11 obscure questions, Facebook, Max Schrems and the European Court of Justice

Eleven obscure questions will be the first step towards explaining why we in the UK and Europe have experienced 13 years of what has been described as ‘mass and indiscriminate surveillance’ by the US

At 9.30am on Thursday in Luxembourg, a country of which we know little, in the European Court of Justice (ECJ), a strange court of which we know even less, 11 obscure legal questions will be answered.

The answers will be couched in technical language of excruciating complexity, but they will be the first step towards explaining why we in the UK and Europe have experienced 13 years of what has been described as “mass and indiscriminate surveillance” by the US.

The UK was first warned about this surveillance when The Guardian ran its prize-winning story about American whistleblower Edward Snowden on 5 June 2013. Snowden told the world that the US government had all of us under surveillance, using nine internet companies as collection agents in foreign countries like ours. The surveillance programme is called Prism. As The Guardian was telling its story, one of the principles in the court case on Thursday, Austrian lawyer Max Schrems (pictured above) was heading for the Irish High Court to demand that Facebook should be stopped from stealing his data.

On 18 June 2014, judge Gerard Hogan of the Irish High Court, in a finding of fact for Max Schrems, said: “I will proceed on the basis that personal data transferred by companies such as Facebook Ireland to its parent company in the United States is thereafter capable of being accessed by the NSA [National Security Agency] in the course of mass and indiscriminate surveillance of such data.”

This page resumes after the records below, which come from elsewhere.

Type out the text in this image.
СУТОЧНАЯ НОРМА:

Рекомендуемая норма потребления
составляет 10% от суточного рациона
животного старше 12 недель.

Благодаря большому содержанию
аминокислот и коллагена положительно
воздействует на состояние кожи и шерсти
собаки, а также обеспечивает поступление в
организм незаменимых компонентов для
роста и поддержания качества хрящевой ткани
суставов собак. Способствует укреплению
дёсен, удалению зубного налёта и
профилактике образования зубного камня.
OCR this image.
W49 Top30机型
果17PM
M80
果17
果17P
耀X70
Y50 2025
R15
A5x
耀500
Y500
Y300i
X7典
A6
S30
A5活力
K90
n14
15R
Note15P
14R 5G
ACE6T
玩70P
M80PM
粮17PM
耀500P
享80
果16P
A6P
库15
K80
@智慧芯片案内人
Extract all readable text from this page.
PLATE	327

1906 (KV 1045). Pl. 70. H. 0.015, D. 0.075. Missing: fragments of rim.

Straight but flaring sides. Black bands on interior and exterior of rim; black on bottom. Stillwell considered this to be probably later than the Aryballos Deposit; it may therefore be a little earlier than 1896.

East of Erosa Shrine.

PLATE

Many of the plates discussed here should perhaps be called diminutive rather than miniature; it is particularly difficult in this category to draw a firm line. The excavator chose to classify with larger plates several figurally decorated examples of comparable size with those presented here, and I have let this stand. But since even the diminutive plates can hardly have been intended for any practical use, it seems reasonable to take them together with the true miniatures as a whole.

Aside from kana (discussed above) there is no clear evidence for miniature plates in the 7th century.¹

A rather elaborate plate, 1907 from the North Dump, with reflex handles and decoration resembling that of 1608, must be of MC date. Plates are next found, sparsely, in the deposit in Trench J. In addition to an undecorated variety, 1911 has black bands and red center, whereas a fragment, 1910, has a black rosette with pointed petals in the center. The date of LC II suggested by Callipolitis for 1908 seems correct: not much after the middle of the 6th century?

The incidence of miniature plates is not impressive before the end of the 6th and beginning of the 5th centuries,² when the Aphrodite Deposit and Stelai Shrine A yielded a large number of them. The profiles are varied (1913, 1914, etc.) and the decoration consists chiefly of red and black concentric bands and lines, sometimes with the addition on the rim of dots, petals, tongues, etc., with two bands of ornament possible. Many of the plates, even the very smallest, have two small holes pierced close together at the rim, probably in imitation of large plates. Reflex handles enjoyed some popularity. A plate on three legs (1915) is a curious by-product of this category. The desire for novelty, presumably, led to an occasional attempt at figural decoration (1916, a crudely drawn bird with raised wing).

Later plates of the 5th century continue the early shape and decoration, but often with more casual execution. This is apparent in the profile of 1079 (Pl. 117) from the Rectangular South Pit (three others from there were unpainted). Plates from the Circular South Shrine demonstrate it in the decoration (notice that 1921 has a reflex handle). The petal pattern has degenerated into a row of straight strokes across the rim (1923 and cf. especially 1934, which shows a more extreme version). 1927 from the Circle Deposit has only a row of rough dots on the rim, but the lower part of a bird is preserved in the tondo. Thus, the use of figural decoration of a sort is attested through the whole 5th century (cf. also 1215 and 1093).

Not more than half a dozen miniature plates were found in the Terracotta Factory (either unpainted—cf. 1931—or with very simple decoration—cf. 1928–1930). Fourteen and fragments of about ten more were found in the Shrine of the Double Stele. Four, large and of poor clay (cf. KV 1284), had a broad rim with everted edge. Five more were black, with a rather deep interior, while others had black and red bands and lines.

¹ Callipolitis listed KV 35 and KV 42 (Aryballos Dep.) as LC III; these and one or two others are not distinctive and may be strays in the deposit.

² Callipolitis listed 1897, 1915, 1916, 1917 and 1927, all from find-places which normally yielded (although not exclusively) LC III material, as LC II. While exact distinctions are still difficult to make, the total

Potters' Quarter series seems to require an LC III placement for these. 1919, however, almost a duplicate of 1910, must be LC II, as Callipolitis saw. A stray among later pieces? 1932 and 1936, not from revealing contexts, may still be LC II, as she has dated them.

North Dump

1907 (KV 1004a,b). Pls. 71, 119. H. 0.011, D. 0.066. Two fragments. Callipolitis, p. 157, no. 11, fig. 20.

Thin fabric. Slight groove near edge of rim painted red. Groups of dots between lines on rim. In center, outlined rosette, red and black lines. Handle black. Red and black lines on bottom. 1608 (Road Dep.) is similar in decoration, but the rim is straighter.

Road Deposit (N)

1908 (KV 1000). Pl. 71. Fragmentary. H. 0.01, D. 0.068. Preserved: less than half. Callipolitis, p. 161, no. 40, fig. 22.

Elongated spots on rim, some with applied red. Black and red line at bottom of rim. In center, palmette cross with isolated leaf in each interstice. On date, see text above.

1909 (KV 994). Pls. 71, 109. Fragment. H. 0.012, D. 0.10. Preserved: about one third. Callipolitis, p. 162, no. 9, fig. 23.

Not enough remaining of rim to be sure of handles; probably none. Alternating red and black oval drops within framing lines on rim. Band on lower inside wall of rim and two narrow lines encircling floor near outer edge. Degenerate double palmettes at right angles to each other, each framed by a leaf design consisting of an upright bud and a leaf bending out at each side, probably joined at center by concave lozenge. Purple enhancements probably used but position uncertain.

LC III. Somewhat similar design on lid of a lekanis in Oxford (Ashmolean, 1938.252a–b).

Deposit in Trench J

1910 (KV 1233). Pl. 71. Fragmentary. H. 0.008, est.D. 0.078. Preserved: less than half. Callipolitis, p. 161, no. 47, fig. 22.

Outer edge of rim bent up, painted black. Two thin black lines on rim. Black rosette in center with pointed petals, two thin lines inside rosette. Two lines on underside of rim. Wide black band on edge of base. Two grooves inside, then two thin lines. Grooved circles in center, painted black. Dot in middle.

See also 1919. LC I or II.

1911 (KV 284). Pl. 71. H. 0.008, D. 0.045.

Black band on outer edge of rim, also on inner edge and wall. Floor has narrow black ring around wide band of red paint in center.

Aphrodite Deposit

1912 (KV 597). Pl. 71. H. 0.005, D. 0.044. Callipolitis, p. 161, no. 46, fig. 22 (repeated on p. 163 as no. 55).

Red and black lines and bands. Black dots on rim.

The Irish judge had been pipped to the post by an English High Court judge, Anthony May, who warned the UK Parliament on 8 April 2014 that the surveillance revealed by Snowden would be “criminal and unlawful” if it was run in the UK.

Seven years in court

Between those two judgments and the answers on Thursday lies a court case now in its seventh year. The litigation, starting in the Irish High Court in 2013, passed from the Irish High Court to the European Court of Justice in 2015, then back to the Irish High Court in 2016, and finally to the Irish Supreme Court in 2018, where a definitive judgment was made on 31 May 2019. But not quite. In 2018, in mid-flight between the Irish High Court and the Irish Supreme Court, an Irish judge, Caroline Costello, sent 11 questions about the matter to the European Court of Justice, which will be decided this week.

On 31 May 2019, led by the chief justice of Ireland, judge Frank Clarke, the Irish Supreme Court unanimously dismissed an application by the US government and Facebook to quash judge Hogan’s findings of 18 June 2014 – that the US was engaged in “mass and indiscriminate surveillance” throughout the EU (including the UK).

Until the US halts the Prism programme, its nine agents, named in the UK Parliamentary Hansard on 17 April 2018, and again on 14 February 2019, as Microsoft, Apple, Google, Facebook, Yahoo, Hotmail, Skype, You Tube and AOL, remain in the frame for their part in enabling serious breaches of all EU and UK data protection laws. By now, the number of companies taking part in Prism and similar surveillance programmes must be far greater.

Boris Johnson’s meeting in the Wirral

On 1 November 2018, the UK’s biggest spy agency, GCHQ, made a public appeal in Dublin for the Irish spooks to get on board for a campaign against alleged Russian cyber crime.

The Irish spooks pointed out that questions had been raised in the Irish courts about GCHQ’s partner in surveillance, the US National Security Agency, over its interception of data of EU citizens. 

On 10 October 2019, during a three-hour meeting with the Irish premier (Taoiseach) at the Thornton Manor Hotel on the Wirral, prime minister Boris Johnson was reminded of what the Irish intelligence agency, G2, had told GCHQ. Johnson was also appraised, in detail, of the findings of the Irish Supreme Court.

He was, it has been suggested, told that if GCHQ continued its partnership with the NSA, against EU citizens, the EU would consider cutting the UK off from all EU data transfers.  

In the front line of all this are the 37 million UK users of the internet, who have had their data captured by the US. After seven years of major litigation, all of it affecting them but none of it in the UK, in two Supreme Courts, one High Court and from the UK Parliament, but unreported, at an estimated cost of over £50m, UK internet users are unaware of the scale of the unlawful theft of their data.